One of the giveaways in the budget was an 85% bonus on welfare payments in December, an increase of 10%.

Mr Rothwell added: "But the Christmas bonus is a different thing. That's a kind of Christmas present and it will all go on the grandchildren."

He spent 36 years working in various roles in Dublin's docks, including some time with Paschal Donohoe's father.

He was made redundant in 1986 and moved into third level education and college lecturing.

"They are gradually going back to giving what they took from us," he said.

"But the medical card is one of my bugbears. It's still means tested, and that's on gross income, that's a major one. They did nothing with that.

"Another one is that when both the ministers were speaking and with all the usual jargon and their boasting, they never mentioned the pensioners but on reflection I think that's a good thing, otherwise there's a danger that they ghettoise us.

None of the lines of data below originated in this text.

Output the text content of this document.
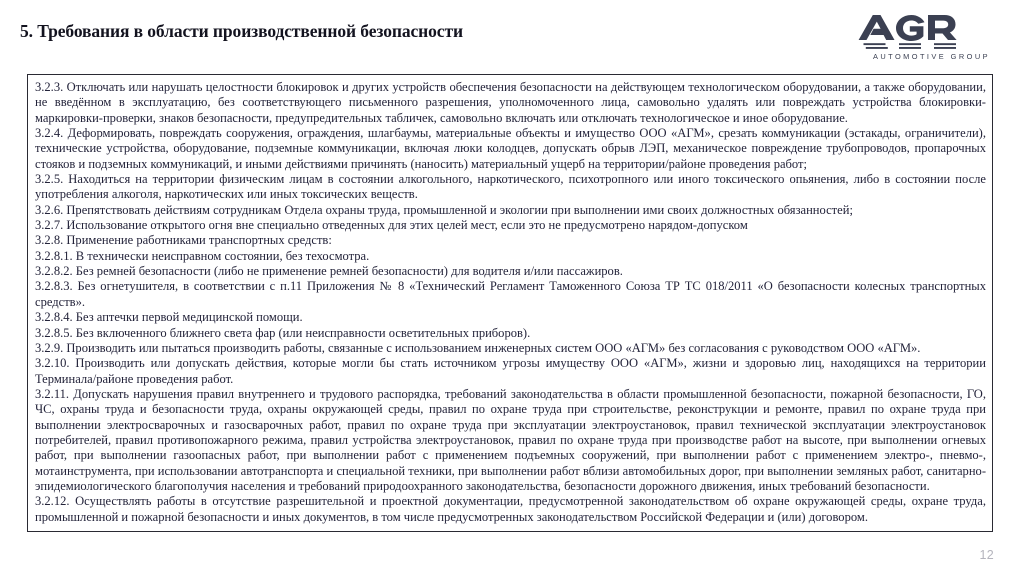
5. Требования в области производственной безопасности
AUTOMOTIVE GROUP

3.2.3. Отключать или нарушать целостности блокировок и других устройств обеспечения безопасности на действующем технологическом оборудовании, а также оборудовании, не введённом в эксплуатацию, без соответствующего письменного разрешения, уполномоченного лица, самовольно удалять или повреждать устройства блокировки-маркировки-проверки, знаков безопасности, предупредительных табличек, самовольно включать или отключать технологическое и иное оборудование.

3.2.4. Деформировать, повреждать сооружения, ограждения, шлагбаумы, материальные объекты и имущество ООО «АГМ», срезать коммуникации (эстакады, ограничители), технические устройства, оборудование, подземные коммуникации, включая люки колодцев, допускать обрыв ЛЭП, механическое повреждение трубопроводов, пропарочных стояков и подземных коммуникаций, и иными действиями причинять (наносить) материальный ущерб на территории/районе проведения работ;

3.2.5. Находиться на территории физическим лицам в состоянии алкогольного, наркотического, психотропного или иного токсического опьянения, либо в состоянии после употребления алкоголя, наркотических или иных токсических веществ.

3.2.6. Препятствовать действиям сотрудникам Отдела охраны труда, промышленной и экологии при выполнении ими своих должностных обязанностей;

3.2.7. Использование открытого огня вне специально отведенных для этих целей мест, если это не предусмотрено нарядом-допуском

3.2.8. Применение работниками транспортных средств:

3.2.8.1. В технически неисправном состоянии, без техосмотра.

3.2.8.2. Без ремней безопасности (либо не применение ремней безопасности) для водителя и/или пассажиров.

3.2.8.3. Без огнетушителя, в соответствии с п.11 Приложения № 8 «Технический Регламент Таможенного Союза ТР ТС 018/2011 «О безопасности колесных транспортных средств».

3.2.8.4. Без аптечки первой медицинской помощи.

3.2.8.5. Без включенного ближнего света фар (или неисправности осветительных приборов).

3.2.9. Производить или пытаться производить работы, связанные с использованием инженерных систем ООО «АГМ» без согласования с руководством ООО «АГМ».

3.2.10. Производить или допускать действия, которые могли бы стать источником угрозы имуществу ООО «АГМ», жизни и здоровью лиц, находящихся на территории Терминала/районе проведения работ.

3.2.11. Допускать нарушения правил внутреннего и трудового распорядка, требований законодательства в области промышленной безопасности, пожарной безопасности, ГО, ЧС, охраны труда и безопасности труда, охраны окружающей среды, правил по охране труда при строительстве, реконструкции и ремонте, правил по охране труда при выполнении электросварочных и газосварочных работ, правил по охране труда при эксплуатации электроустановок, правил технической эксплуатации электроустановок потребителей, правил противопожарного режима, правил устройства электроустановок, правил по охране труда при производстве работ на высоте, при выполнении огневых работ, при выполнении газоопасных работ, при выполнении работ с применением подъемных сооружений, при выполнении работ с применением электро-, пневмо-, мотаинструмента, при использовании автотранспорта и специальной техники, при выполнении работ вблизи автомобильных дорог, при выполнении земляных работ, санитарно-эпидемиологического благополучия населения и требований природоохранного законодательства, безопасности дорожного движения, иных требований безопасности.

3.2.12. Осуществлять работы в отсутствие разрешительной и проектной документации, предусмотренной законодательством об охране окружающей среды, охране труда, промышленной и пожарной безопасности и иных документов, в том числе предусмотренных законодательством Российской Федерации и (или) договором.

12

"It should have been an all-round approach more than concentrating on, say, the sheep, the fishermen, and the farmers, although God help them too.

"But they did make an effort to concentrate on a lot of things - the gardai for example, I'm happy with that, and more clerical staff to help them do their jobs on the streets, that's important."

Justin Moran, of Age Action, hit out at the delay in the five euro increase to the state pension until next March.

"More than 85,000 people over the age of 65 are living in deprivation because of rising costs and cuts to income supports. They need a fair State Pension that will enable older people to live with dignity and independence," he said.

Age Action branded the 20 euro cap on prescriptions a "sick tax".

"We hope it is a step towards its eventual abolition, but we would caution that lone pensioners will not benefit greatly as they are unlikely to be paying above the 20 euro figure," Mr Moran said.